The Ottomans: Europe's Muslim Emperors, BBC Two

© BBC /photo: Mike Jackson

THE OTTOMANS: EUROPE'S MUSLIM EMPERORS, BBC TWO A fascinating documentary series examining the history of the former Turkish empire

School kids today could probably tell you a thing or two about mummies in ancient Egypt, Romans and how they built straight roads and aqueducts, and possibly, at a stretch, even a few things about the British Empire. But the Ottoman Empire? Name me a sultan. Give me the year the Turks conquered Constantinople, or the year they took control of Islam’s third holiest site – Jerusalem?  The Ottomans: Europe’s Muslim Emperors began by asking why the story of the world’s last Islamic empire, which ruled across three continents and was presided over by just one family over its 600-year existence, has vanished from the history of Western Europe.  

Could one reason be that the Turks themselves have done much to forget their Ottoman past? A Westernised secular republic since 1923, they spent the first half of the 20th century trying to redress their reputation as the “sick man of Europe”, and the other attempting to join the EU. For the past decade they’ve had a moderate Islamic government, and only now, suggests Rageh Omaar in this intelligent and utterly fascinating three-part series on the rise and fall of the Ottoman Empire, have Turks allowed themselves to look further back than the founding of the modern Turkish state. A popular television drama set during the golden age of the Ottomans is currently holding audiences riveted, perhaps allowing them to forget the current political tensions under Prime Minister Erdoğan and escape into a gloriously romanticised past. And perhaps they’re as seduced by the exoticism of the harems of Topkapi Palace as 19th-century Orientalists in the west once were.

Enslaved and made to convert to Islam they were taken to the sultan’s harem as concubines to produce his heirs

Omaar likened the Ottoman Empire at its height to that of Rome in its vast reach and power.

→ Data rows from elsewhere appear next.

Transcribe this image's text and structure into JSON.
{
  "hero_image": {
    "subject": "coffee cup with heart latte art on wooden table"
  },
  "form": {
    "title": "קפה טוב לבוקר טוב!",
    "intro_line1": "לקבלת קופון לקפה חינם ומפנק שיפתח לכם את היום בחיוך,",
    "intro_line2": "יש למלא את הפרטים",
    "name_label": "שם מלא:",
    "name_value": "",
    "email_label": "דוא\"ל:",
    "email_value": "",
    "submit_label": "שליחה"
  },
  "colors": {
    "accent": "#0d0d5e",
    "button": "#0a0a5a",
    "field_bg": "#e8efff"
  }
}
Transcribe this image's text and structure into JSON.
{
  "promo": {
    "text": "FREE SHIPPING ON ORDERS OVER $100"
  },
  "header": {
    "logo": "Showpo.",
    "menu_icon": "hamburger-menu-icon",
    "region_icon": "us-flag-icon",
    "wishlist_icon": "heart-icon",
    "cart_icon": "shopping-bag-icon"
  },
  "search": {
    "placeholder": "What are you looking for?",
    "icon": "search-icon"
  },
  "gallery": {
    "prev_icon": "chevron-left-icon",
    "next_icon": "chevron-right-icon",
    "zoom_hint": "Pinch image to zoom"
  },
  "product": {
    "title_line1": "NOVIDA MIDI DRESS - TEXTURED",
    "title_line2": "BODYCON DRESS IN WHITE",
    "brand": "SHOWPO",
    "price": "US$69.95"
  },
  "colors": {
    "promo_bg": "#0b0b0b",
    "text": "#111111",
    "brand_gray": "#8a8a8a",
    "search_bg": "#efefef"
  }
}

And it was at least as splendid in its riches, revitalising the Byzantine centre of the crumbling Christian empire when it seized Constantinople in 1453. The conquest itself was an astonishing feat of ingenuity involving sheer might and manpower. It ended 1000 years of Christian rule in just 54 days – we learnt that Mehmet II had his men lift their boats out of the waters of the Bosphorus and carry them on planks to the walls of the city. (Pictured below: Portrait of Sultan Mehmet II, 1480, attributed to Gentile Bellini; National Gallery, London.)

To help rebuild the city (the names Konstantinye and Islambol, the latter to denote the Islamisation of the city, were in fact used interchangeably in official documents throughout the Ottoman years), there was a system of favourable taxes and financial inducements. However, the new empire didn’t shy away from strong-arm tactics: groups of craftsmen from the provinces were forced by edict and threat to move to the city and apply their skills where they were needed most. And there was little concern for either religious or ethnic difference, for the success of the empire came first: Jews and Christians were not barred from setting up businesses, although Jews still had to pay higher taxes in order to do so. But compared to Christian Europe it certainly treated its Jewish minorities with more tolerance, and they could and did rise to positions of political influence within the Sultanate, although these latter achievements weren't greatly explored in the programme. The practice of devşirme, however, was. 

This was the practice whereby boys were taken from Christian families (though never two boys from the same family and never if there was just one boy), made to convert to Islam and prepared for a life in the service of the state. Though the practice was inevitably locally resented, it was also acknowledged that many families actually welcomed it, since the boys had every opportunity to rise to positions of great military or political power, even to that of grand vizier, the highest minister of state with absolute power of attorney. One academic even produced the astonishing fact that out of a total of 45 grand viziers of the 600-year existence of the empire, only three or four of them were ethnically Turkish.

What happened to many Christian girls was rather more predictable. Enslaved and made to convert to Islam (though one such slave did, unusually, end up marrying her master, Suleiman the Magnificent), they were taken to the sultan’s harem as concubines to produce his heirs. This was politically strategic, since the concubines were rootless and isolated and this minimised the risk of in-laws manoeuvring for power.

The programme was full of fascinating facts and was utterly compelling. We were reminded by one academic (there was an array of expert talking heads) that if you don’t understand the Ottomans then you can’t begin to understand the modern transformations of the Balkans and the Middle East; and without slowing the pace of the riveting main story these connections were made throughout. One small quibble was the use of blasts of bombastic music to ratchet up tension (why can’t documentary-makers show some acoustic restraint? It would be far more effective), but this is a series that will do much to educate and enlighten.